A false start - expert determination in the Olympic Stadium

27 March 2025

The recent decision in WH Holding Limited v E20 Stadium LLP provides helpful guidance on the meaning of “manifest error” in the context of an expert determination clause. 

Successful challenges to expert determinations are unusual, so the Court’s comments in this case are a useful insight into the likely future treatment of such claims. In particular, parties considering expert determination as a dispute resolution mechanism should be aware of the very limited scope for challenging an expert’s decision. 

What happened?

E20 Stadium LLP (E20), WH Holding Limited (WHH) and West Ham United FC entered into a concession agreement whereby WHH was permitted to run sporting events at the stadium in the Queen Elizabeth Olympic Park and West Ham United FC could use the stadium as their home ground. 

The concession agreement contained an “anti-embarrassment” clause under which, if its provisions were met, WHH would be obliged to pay E20 a certain amount (the Stadium Premium Amount). 

A dispute arose as to whether the anti-embarrassment clause had been triggered, and hence whether the Stadium Premium Amount was payable. The parties referred the dispute for expert determination in accordance with the relevant clause in the concession agreement. 

The parties had agreed, in the concession agreement, that the expert determination was to be binding, save for in the case of “manifest error”. 

The expert determined that WHH was liable to pay the Stadium Premium Amount (of £3.6m) to E20 plus costs. 

WHH contended that the expert determination contained manifest errors, and therefore sought a declaration in the High Court that the expert determination was not final and binding on WHH.

What did the Court say? 

The Judge summarised the legal principles relevant to the dispute as follows:

  • this was an expert determination (not an arbitration). As such, this was not, and could not be, an appeal. The Court’s role was limited to determining whether WHH had proved the manifest errors it alleged;
  • the parties had expressly agreed to be bound by the expert’s determination “in the absence of manifest error”. The starting point therefore was that the parties should be held to that agreement;
  • the Court’s role was limited to determining whether there had been a “manifest error”. Even if the Court might reach a different conclusion to the expert on a legal question, that did not automatically lead to the conclusion that the expert’s determination contained a “manifest error”;
  • to prove a “manifest error”, the error must be so obvious and obviously capable of affecting the determination as to admit of no difference of opinion; and
  • while such terms have been used in previous cases, proving a “manifest error” does not require proving that the expert has committed a “blunder” or a “howler”. Such potentially derogatory terms would cast unfair aspersions on the expert’s approach, and would involve subjective judgment. 

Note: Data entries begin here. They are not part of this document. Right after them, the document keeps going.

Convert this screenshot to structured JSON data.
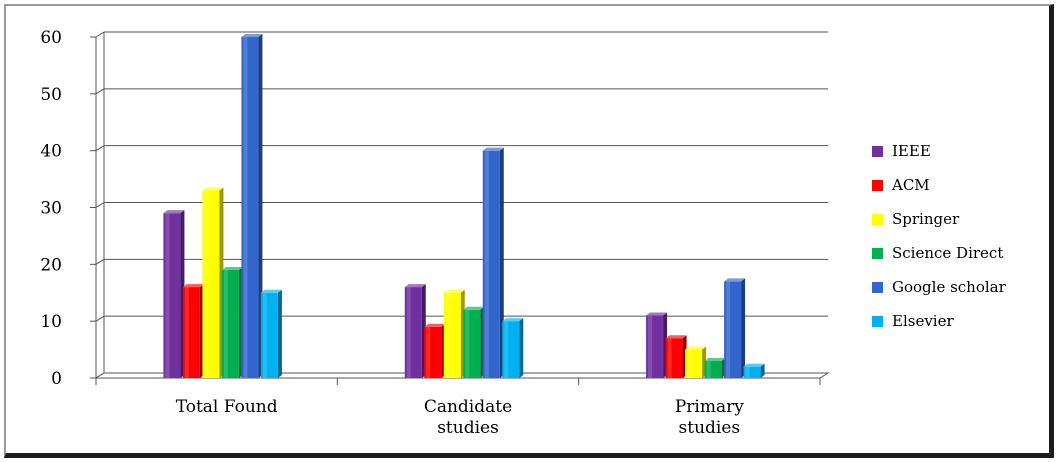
{
  "chart_data": {
    "type": "bar",
    "title": "",
    "xlabel": "",
    "ylabel": "",
    "ylim": [
      0,
      60
    ],
    "yticks": [
      "0",
      "10",
      "20",
      "30",
      "40",
      "50",
      "60"
    ],
    "grid": true,
    "legend_position": "right",
    "categories": [
      [
        "Total Found"
      ],
      [
        "Candidate",
        "studies"
      ],
      [
        "Primary",
        "studies"
      ]
    ],
    "series": [
      {
        "name": "IEEE",
        "color": "#7030a0",
        "values": [
          29,
          16,
          11
        ]
      },
      {
        "name": "ACM",
        "color": "#ff0000",
        "values": [
          16,
          9,
          7
        ]
      },
      {
        "name": "Springer",
        "color": "#ffff00",
        "values": [
          33,
          15,
          5
        ]
      },
      {
        "name": "Science Direct",
        "color": "#00b050",
        "values": [
          19,
          12,
          3
        ]
      },
      {
        "name": "Google scholar",
        "color": "#3366cc",
        "values": [
          60,
          40,
          17
        ]
      },
      {
        "name": "Elsevier",
        "color": "#00b0f0",
        "values": [
          15,
          10,
          2
        ]
      }
    ]
  }
}
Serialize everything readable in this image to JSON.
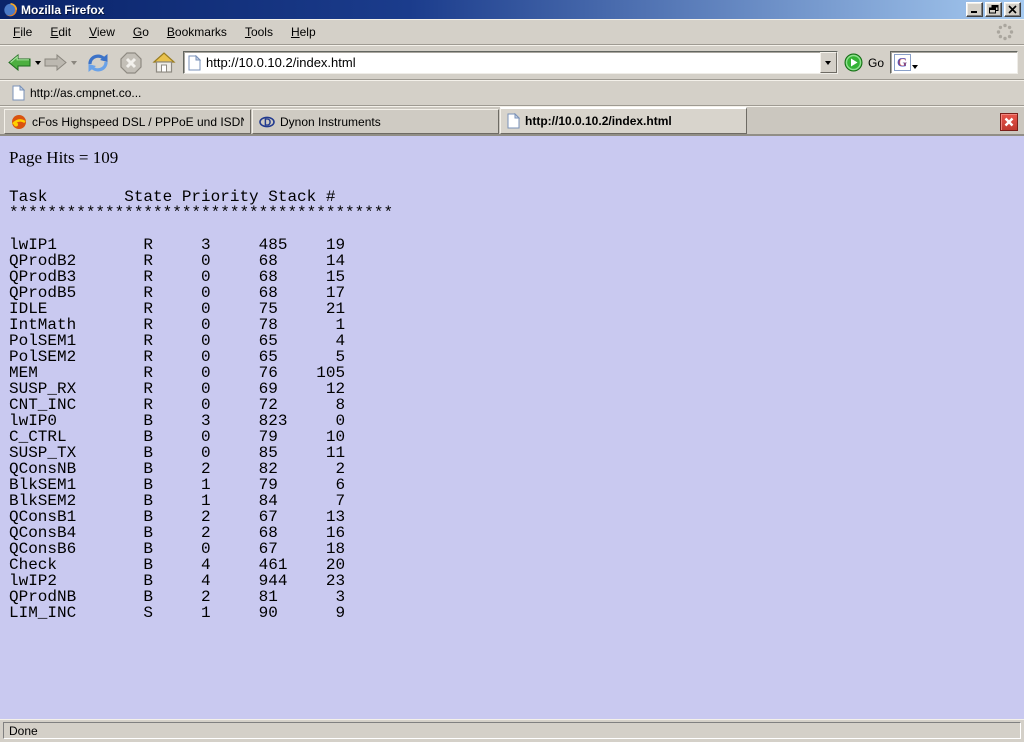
{
  "window": {
    "title": "Mozilla Firefox",
    "controls": {
      "minimize": "minimize",
      "restore": "restore",
      "close": "close"
    }
  },
  "menubar": {
    "items": [
      {
        "label": "File"
      },
      {
        "label": "Edit"
      },
      {
        "label": "View"
      },
      {
        "label": "Go"
      },
      {
        "label": "Bookmarks"
      },
      {
        "label": "Tools"
      },
      {
        "label": "Help"
      }
    ]
  },
  "navbar": {
    "url_value": "http://10.0.10.2/index.html",
    "go_label": "Go",
    "search_value": ""
  },
  "bookmarks_bar": {
    "items": [
      {
        "label": "http://as.cmpnet.co..."
      }
    ]
  },
  "tab_strip": {
    "tabs": [
      {
        "label": "cFos Highspeed DSL / PPPoE und ISDN CAP...",
        "icon": "cfos-icon",
        "active": false
      },
      {
        "label": "Dynon Instruments",
        "icon": "dynon-icon",
        "active": false
      },
      {
        "label": "http://10.0.10.2/index.html",
        "icon": "page-icon",
        "active": true
      }
    ]
  },
  "content": {
    "page_hits_label": "Page Hits = 109",
    "task_table": {
      "header": "Task        State Priority Stack #",
      "separator": "****************************************",
      "columns": [
        "Task",
        "State",
        "Priority",
        "Stack",
        "#"
      ],
      "rows": [
        [
          "lwIP1",
          "R",
          "3",
          "485",
          "19"
        ],
        [
          "QProdB2",
          "R",
          "0",
          "68",
          "14"
        ],
        [
          "QProdB3",
          "R",
          "0",
          "68",
          "15"
        ],
        [
          "QProdB5",
          "R",
          "0",
          "68",
          "17"
        ],
        [
          "IDLE",
          "R",
          "0",
          "75",
          "21"
        ],
        [
          "IntMath",
          "R",
          "0",
          "78",
          "1"
        ],
        [
          "PolSEM1",
          "R",
          "0",
          "65",
          "4"
        ],
        [
          "PolSEM2",
          "R",
          "0",
          "65",
          "5"
        ],
        [
          "MEM",
          "R",
          "0",
          "76",
          "105"
        ],
        [
          "SUSP_RX",
          "R",
          "0",
          "69",
          "12"
        ],
        [
          "CNT_INC",
          "R",
          "0",
          "72",
          "8"
        ],
        [
          "lwIP0",
          "B",
          "3",
          "823",
          "0"
        ],
        [
          "C_CTRL",
          "B",
          "0",
          "79",
          "10"
        ],
        [
          "SUSP_TX",
          "B",
          "0",
          "85",
          "11"
        ],
        [
          "QConsNB",
          "B",
          "2",
          "82",
          "2"
        ],
        [
          "BlkSEM1",
          "B",
          "1",
          "79",
          "6"
        ],
        [
          "BlkSEM2",
          "B",
          "1",
          "84",
          "7"
        ],
        [
          "QConsB1",
          "B",
          "2",
          "67",
          "13"
        ],
        [
          "QConsB4",
          "B",
          "2",
          "68",
          "16"
        ],
        [
          "QConsB6",
          "B",
          "0",
          "67",
          "18"
        ],
        [
          "Check",
          "B",
          "4",
          "461",
          "20"
        ],
        [
          "lwIP2",
          "B",
          "4",
          "944",
          "23"
        ],
        [
          "QProdNB",
          "B",
          "2",
          "81",
          "3"
        ],
        [
          "LIM_INC",
          "S",
          "1",
          "90",
          "9"
        ]
      ]
    }
  },
  "statusbar": {
    "text": "Done"
  },
  "colors": {
    "page_bg": "#c9c9f0",
    "chrome_gray": "#d4d0c8",
    "title_gradient_start": "#0a246a",
    "title_gradient_end": "#a6caf0",
    "tab_close_red": "#d0453b",
    "back_arrow_green": "#4caf3f",
    "reload_blue": "#3b72c8"
  }
}
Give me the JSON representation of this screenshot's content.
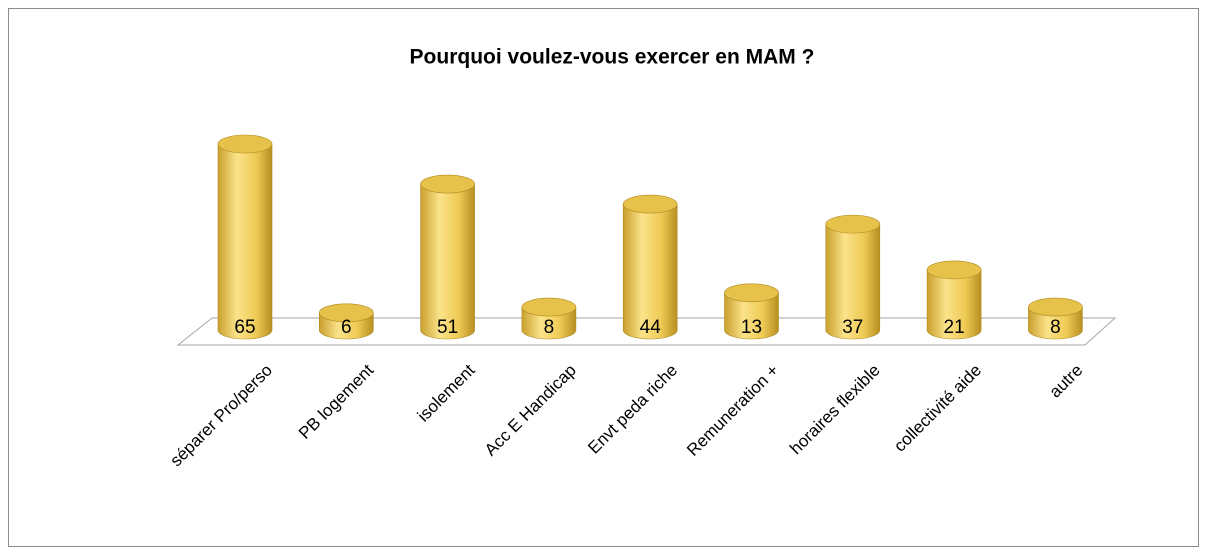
{
  "chart_data": {
    "type": "bar3d",
    "title": "Pourquoi voulez-vous exercer en MAM ?",
    "categories": [
      "séparer Pro/perso",
      "PB logement",
      "isolement",
      "Acc E Handicap",
      "Envt peda riche",
      "Remuneration +",
      "horaires flexible",
      "collectivité aide",
      "autre"
    ],
    "values": [
      65,
      6,
      51,
      8,
      44,
      13,
      37,
      21,
      8
    ],
    "color": "#e6c24a"
  }
}
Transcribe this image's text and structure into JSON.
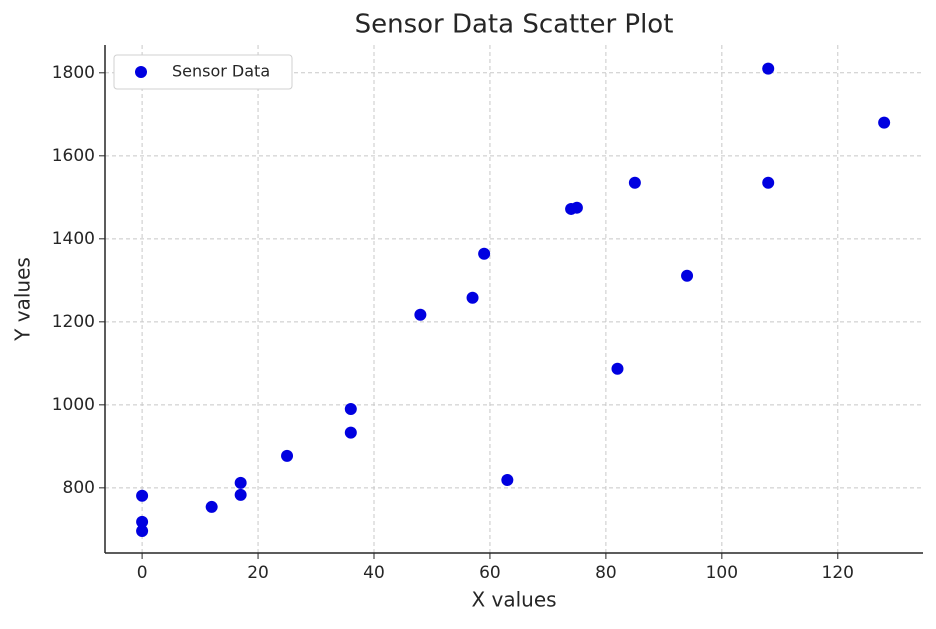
{
  "chart_data": {
    "type": "scatter",
    "title": "Sensor Data Scatter Plot",
    "x_label": "X values",
    "y_label": "Y values",
    "series": [
      {
        "name": "Sensor Data",
        "color": "#0000e0",
        "x": [
          0,
          0,
          0,
          12,
          17,
          17,
          25,
          36,
          36,
          48,
          57,
          59,
          63,
          74,
          75,
          82,
          85,
          94,
          108,
          108,
          128
        ],
        "values": [
          781,
          718,
          696,
          754,
          812,
          783,
          877,
          990,
          933,
          1217,
          1258,
          1364,
          819,
          1472,
          1475,
          1087,
          1535,
          1311,
          1810,
          1535,
          1680
        ]
      }
    ],
    "xlim": [
      -6.4,
      134.7
    ],
    "ylim": [
      643,
      1867
    ],
    "xticks": [
      0,
      20,
      40,
      60,
      80,
      100,
      120
    ],
    "yticks": [
      800,
      1000,
      1200,
      1400,
      1600,
      1800
    ],
    "grid": true,
    "legend": "upper left"
  }
}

The Judge concluded that in this case the expert had nonetheless made a “manifest error” - one that is obvious and obviously capable of affecting the determination - for the following reasons:

  • first, the expert had misread the word “or” in the relevant definition to mean “and”;
  • secondly, the expert had used two different values for the variable “A” in the relevant formula for calculating the Stadium Premium Amount. These errors went to the heart of the expert’s determination; and 
  • the provisions of the agreement were “admirably clear”. This was not a case where the relevant terms of the agreement were ambiguous, such that there was scope for a reasonable difference of opinion on the correct contractual interpretation. The errors were therefore manifest. 

The declaratory relief sought by WHH was accordingly granted. 

Comment 

Expert determination clauses, such as the one in issue here, which are expressed to be final and binding (save for manifest error) have both benefits and drawbacks. 

Expert determination is often used as a dispute resolution mechanism for technical matters, where it has the advantage that a final conclusion on an issue in dispute can be reached more quickly and efficiently than is usually the case with court or arbitral processes. 

However, parties choosing expert determination need to be aware that, unlike with court and arbitral processes, there is generally no route of appeal – for example, there is no equivalent of s.69 Arbitration Act 1996 which permits parties to an arbitral award to appeal on points of law. Challenges to expert determinations are usually limited to the “manifest error” exception in question in this case (though this is ultimately a question of how the parties have drafted their expert determination clause).

When negotiating expert determination clauses, parties should consider carefully whether they would prefer a quick, final and binding determination of an expert or a potentially slower, more expensive process but with more scope for appeal.